Kita disyariatkan untuk saling memberi hadiah, agar terwujud rasa kasih sayang dan saling mencintai. Beliau bersabda,
تهادوا تحابوا
Saling memberikan hadiah, niscaya kalian akan saling mencintai.” (HR. Bukhari dalam kitab Adabul Mufrad. Dihasankan al-Albani).

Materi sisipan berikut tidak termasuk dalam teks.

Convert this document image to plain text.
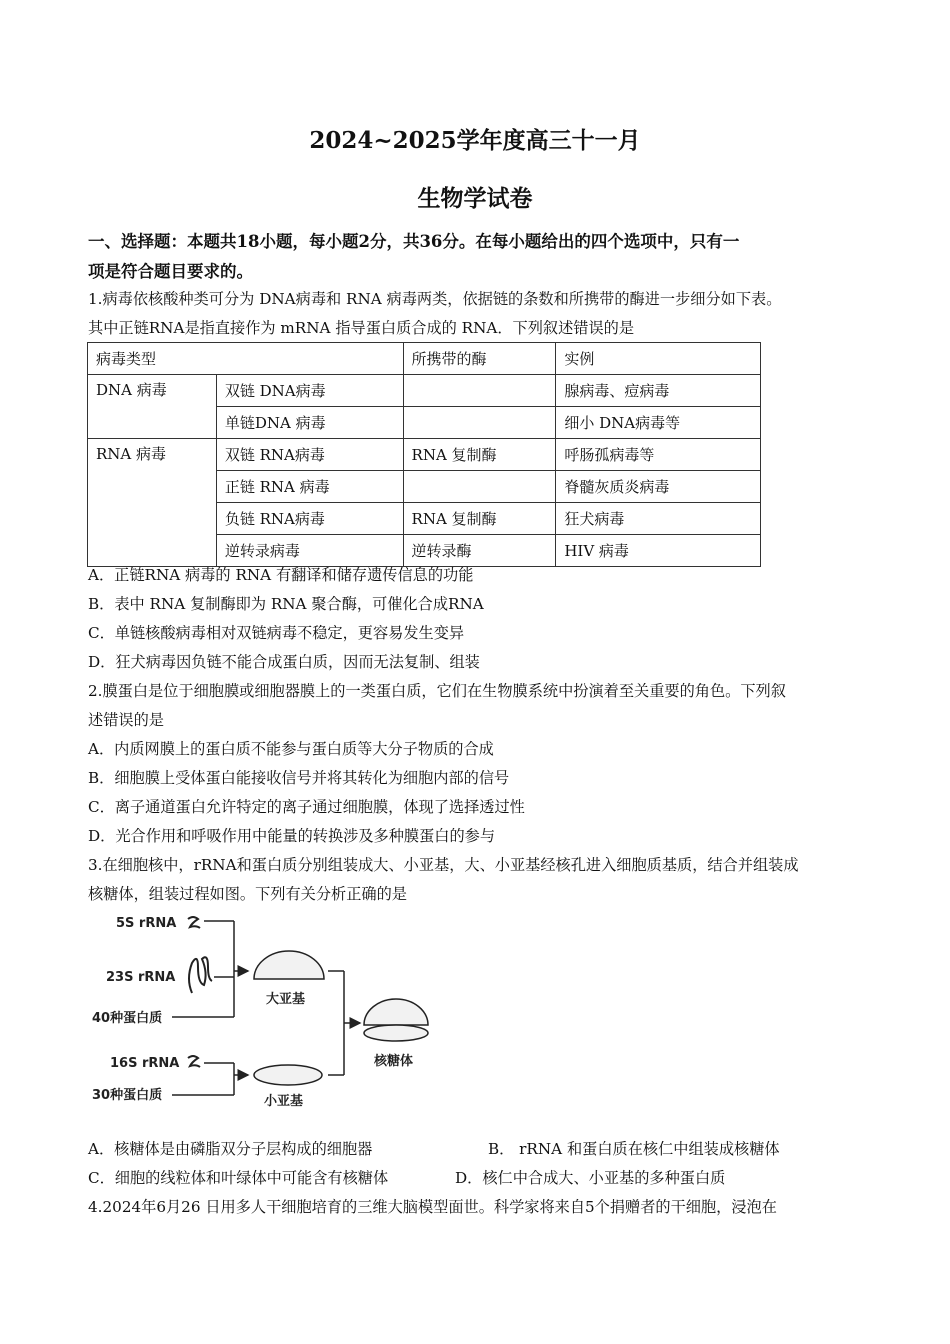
2024~2025学年度高三十一月
生物学试卷
一、选择题：本题共18小题，每小题2分，共36分。在每小题给出的四个选项中，只有一
项是符合题目要求的。
1.病毒依核酸种类可分为 DNA病毒和 RNA 病毒两类，依据链的条数和所携带的酶进一步细分如下表。
其中正链RNA是指直接作为 mRNA 指导蛋白质合成的 RNA．下列叙述错误的是
病毒类型		所携带的酶	实例
DNA 病毒	双链 DNA病毒		腺病毒、痘病毒
	单链DNA 病毒		细小 DNA病毒等
RNA 病毒	双链 RNA病毒	RNA 复制酶	呼肠孤病毒等
	正链 RNA 病毒		脊髓灰质炎病毒
	负链 RNA病毒	RNA 复制酶	狂犬病毒
	逆转录病毒	逆转录酶	HIV 病毒
A．正链RNA 病毒的 RNA 有翻译和储存遗传信息的功能
B．表中 RNA 复制酶即为 RNA 聚合酶，可催化合成RNA
C．单链核酸病毒相对双链病毒不稳定，更容易发生变异
D．狂犬病毒因负链不能合成蛋白质，因而无法复制、组装
2.膜蛋白是位于细胞膜或细胞器膜上的一类蛋白质，它们在生物膜系统中扮演着至关重要的角色。下列叙
述错误的是
A．内质网膜上的蛋白质不能参与蛋白质等大分子物质的合成
B．细胞膜上受体蛋白能接收信号并将其转化为细胞内部的信号
C．离子通道蛋白允许特定的离子通过细胞膜，体现了选择透过性
D．光合作用和呼吸作用中能量的转换涉及多种膜蛋白的参与
3.在细胞核中，rRNA和蛋白质分别组装成大、小亚基，大、小亚基经核孔进入细胞质基质，结合并组装成
核糖体，组装过程如图。下列有关分析正确的是
5S rRNA
23S rRNA
40种蛋白质
大亚基
16S rRNA
30种蛋白质	小亚基
核糖体
A．核糖体是由磷脂双分子层构成的细胞器	B． rRNA 和蛋白质在核仁中组装成核糖体
C．细胞的线粒体和叶绿体中可能含有核糖体	D．核仁中合成大、小亚基的多种蛋白质
4.2024年6月26 日用多人干细胞培育的三维大脑模型面世。科学家将来自5个捐赠者的干细胞，浸泡在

Akan tetapi, dalam kenyataan di dunia bisnis, terkadang tujuan orang memberikan hadiah, bukan karena untuk membangun hubungan saling mencintai. Tapi hadiah karena ada maunya, karena kepentingan, atau karena memperlancar bisnis. Mereka mengirimkan parcel (hadiah) kepada orang-orang tertentu yang diperkirakan bisa memberikan keuntungan duniawi kepadanya. Misalnya untuk tujuan agar penerima parsel bisa tunduk terhadap keinginannya.

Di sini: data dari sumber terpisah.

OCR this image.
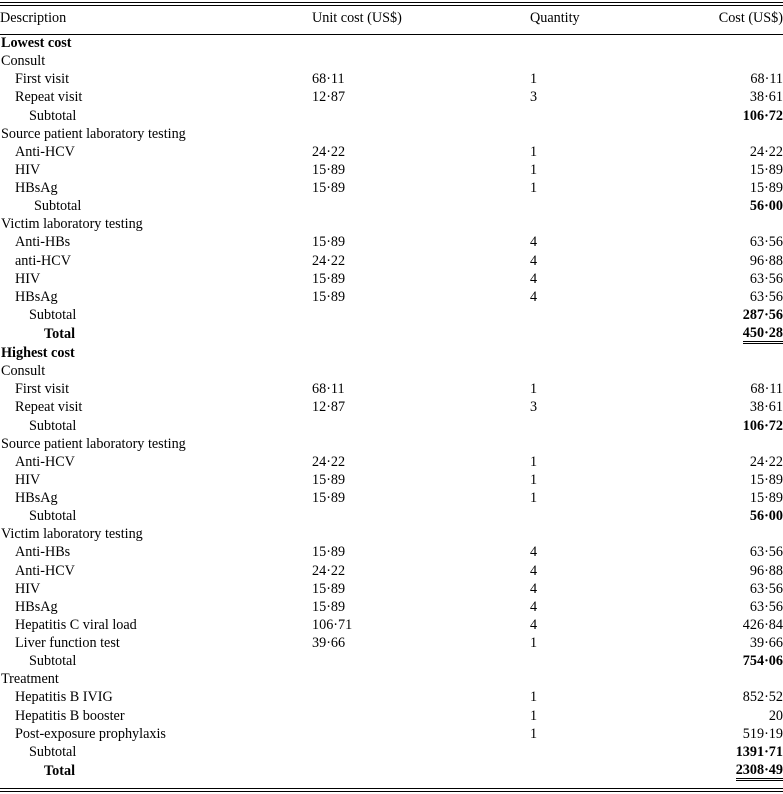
Description	Unit cost (US$)	Quantity	Cost (US$)
Lowest cost			
Consult			
First visit	68·11	1	68·11
Repeat visit	12·87	3	38·61
Subtotal			106·72
Source patient laboratory testing			
Anti-HCV	24·22	1	24·22
HIV	15·89	1	15·89
HBsAg	15·89	1	15·89
Subtotal			56·00
Victim laboratory testing			
Anti-HBs	15·89	4	63·56
anti-HCV	24·22	4	96·88
HIV	15·89	4	63·56
HBsAg	15·89	4	63·56
Subtotal			287·56
Total			450·28
Highest cost			
Consult			
First visit	68·11	1	68·11
Repeat visit	12·87	3	38·61
Subtotal			106·72
Source patient laboratory testing			
Anti-HCV	24·22	1	24·22
HIV	15·89	1	15·89
HBsAg	15·89	1	15·89
Subtotal			56·00
Victim laboratory testing			
Anti-HBs	15·89	4	63·56
Anti-HCV	24·22	4	96·88
HIV	15·89	4	63·56
HBsAg	15·89	4	63·56
Hepatitis C viral load	106·71	4	426·84
Liver function test	39·66	1	39·66
Subtotal			754·06
Treatment			
Hepatitis B IVIG		1	852·52
Hepatitis B booster		1	20
Post-exposure prophylaxis		1	519·19
Subtotal			1391·71
Total			2308·49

Di sisi lain, hadiah semakna dengan suap. Karena itu, para ulama dalam kategori risywah (suap).
Oleh karena itu, apabila parsel (hadiah) diberikan oleh bawahan kepada atasan, baik di instansi pemerintahan ataupun swasta, atau dari seorang mahasiswa kepada dosen, atau dari seorang pengusaha kepada pejabat, atau dari seorang yang sedang bersengketa kepada hakim ataupun jaksa, atau dari klien kepada pegawai perusahaan, termasuk supplier kepada pihak marketing, padahal
a. Semua telah mendapatkan gaji dari pihak yang mempekerjakannya,
b. Pemberi hadiah memberikannya bukan karena menghormati kepada yang diberi, akan tetapi karena jabatannya, jika ia berhenti dari jabatannya tidak mungkin dia akan diberi hadiah,
Maka hadiah dalam kasus di atas tidak lagi murni sebagai hadiah, akan tetapi telah berubah menjadi risywah. Baik diberikan sebelum kepentingannya selesai maupun setelah urusannya selesai. Baik hadiah berupa uang, barang atau apapun bentuknya.
Hal ini dilarang dalam Islam karena akan mengakibatkan pegawai/pejabat yang mendapat amanah akan mengkhianati amanah tersebut dan akan berbuat sesuai dengan keinginan pemberi hadiah. Rasulullah shallallahu 'alaihi wa sallam menyebut hadiah semacam ini sebagai bentuk korupsi. Dari Abu Humaid as-Saidi radhiyallahu 'anhu, Rasulullah shallallahu 'alaihi wa sallam bersabda,
هَدَايَا الْعُمَّالِ غُلُولٌ
“Hadiah untuk para pegawai adalah ghulul.” (HR. Ahmad 23601, al-Baihaqi dalam as-Shugra 3266 dengan status hasan).